Again, sheesh. This is really shabby, banana republic kind of stuff. At the very least, it backs up the calls being made by the Greens, Labour and New Zealand First for a wide-ranging and truly independent review of (a) the rules and (b) the actual operations of foreign trusts. We need more, and better, than the ‘on paper’ review that has been entrusted to the government’s chosen tax expert, John Shewan. On one level of course, such incidents merely confirm the perception that this is a government run at the behest of insiders, for the benefit of insiders.
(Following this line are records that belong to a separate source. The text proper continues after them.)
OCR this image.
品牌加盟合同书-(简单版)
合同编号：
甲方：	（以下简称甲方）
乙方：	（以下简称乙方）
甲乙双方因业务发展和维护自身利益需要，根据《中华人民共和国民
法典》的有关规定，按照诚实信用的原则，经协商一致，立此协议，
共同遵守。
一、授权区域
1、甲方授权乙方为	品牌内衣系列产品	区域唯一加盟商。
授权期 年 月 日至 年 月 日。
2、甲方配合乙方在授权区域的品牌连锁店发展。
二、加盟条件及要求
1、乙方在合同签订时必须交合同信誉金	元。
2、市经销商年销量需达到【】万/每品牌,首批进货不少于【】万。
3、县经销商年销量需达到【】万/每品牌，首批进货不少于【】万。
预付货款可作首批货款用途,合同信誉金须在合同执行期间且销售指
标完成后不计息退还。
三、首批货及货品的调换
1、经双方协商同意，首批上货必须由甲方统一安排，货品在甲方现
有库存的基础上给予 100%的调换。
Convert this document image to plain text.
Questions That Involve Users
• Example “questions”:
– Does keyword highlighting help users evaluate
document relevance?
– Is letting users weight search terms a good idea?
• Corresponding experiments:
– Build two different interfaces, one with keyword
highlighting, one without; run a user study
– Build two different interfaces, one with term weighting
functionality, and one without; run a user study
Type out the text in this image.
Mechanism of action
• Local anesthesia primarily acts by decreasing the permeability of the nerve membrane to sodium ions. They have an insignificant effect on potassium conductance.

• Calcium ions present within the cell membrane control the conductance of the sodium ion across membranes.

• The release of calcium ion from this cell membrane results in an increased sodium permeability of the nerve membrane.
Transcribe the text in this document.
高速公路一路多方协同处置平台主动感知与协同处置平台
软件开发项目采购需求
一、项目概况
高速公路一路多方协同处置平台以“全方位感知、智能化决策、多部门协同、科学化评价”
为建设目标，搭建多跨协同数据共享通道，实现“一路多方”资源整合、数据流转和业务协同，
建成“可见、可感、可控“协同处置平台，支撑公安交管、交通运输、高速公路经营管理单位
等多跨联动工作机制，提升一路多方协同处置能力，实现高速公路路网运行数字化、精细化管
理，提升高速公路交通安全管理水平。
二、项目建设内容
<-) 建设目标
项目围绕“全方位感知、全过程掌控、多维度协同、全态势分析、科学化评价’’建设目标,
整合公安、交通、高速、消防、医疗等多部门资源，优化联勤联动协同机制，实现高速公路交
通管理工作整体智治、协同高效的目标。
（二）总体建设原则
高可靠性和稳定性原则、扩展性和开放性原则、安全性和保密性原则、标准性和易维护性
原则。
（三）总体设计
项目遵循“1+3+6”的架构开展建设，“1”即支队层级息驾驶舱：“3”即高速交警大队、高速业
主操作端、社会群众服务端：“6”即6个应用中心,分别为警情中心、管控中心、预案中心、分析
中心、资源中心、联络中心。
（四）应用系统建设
And which is led by a PM carefee and/or careful not to know, about the details.
Keep Your Distance
The easy way to pigeonhole Colleen Green – via tracks like “TV” – is as a Los Angeles version of Courtney Barnett. When I first heard Green’s “Deeper Than Love” last year, it seemed creepily compelling… recently though, the lyrics suddenly snapped into focus:
Someday I hope for a lover to kill me
It’s the closest I can hope to get to anybody
It’s the closest I can come to being really free
Yikes. Gradually, the hovering synth and the metronomic beat start to feel as remorseless as any biological imperatives. A few questions seem to be on her mind :
Like, will I find a love that lasts long as my life?
Or will I die before ever becoming a wife?
And I’m wondering if I’m even the marrying kind
How can I give you my life, when I know you’re just gonna die?
Basically….biology and technology are ruining the ability to commit. Distance (and distractions) seem safer, and preferable. Nothing, finally, can overcome her fear of intimacy ; which could be stronger, she suggests, than the fear of death or any urgings of desire. Deeper, certainly, than love could ever be :
And the only best friends
I ever made
Were people I knew I didn’t have to see every day
The closest to true love
I ever came
Was with someone I kept many miles away
Cos I’m wary of eliminating distance
This could surely be the death of any romance
Cos I’m shitty and I’m lame and I’m dumb and I’m a bore
And once you get to know me you won’t love me anymore
And that possibility worries me the most
Not harm or abuse or becoming a ghost
It’s the closeness, the intimacy
I’m afraid, it might kill me
All of this comes wrapped in what sounds like a sample from “Tainted Love.” Enjoy.
If that seems like a downer heading into the weekend… well, in the name of general uplift, here’s a great Thai version of James Brown’s funk classic “I Got You (I Feel Good.) “
This is pretty cool, too. “Ding Ding Dong” totally rocks.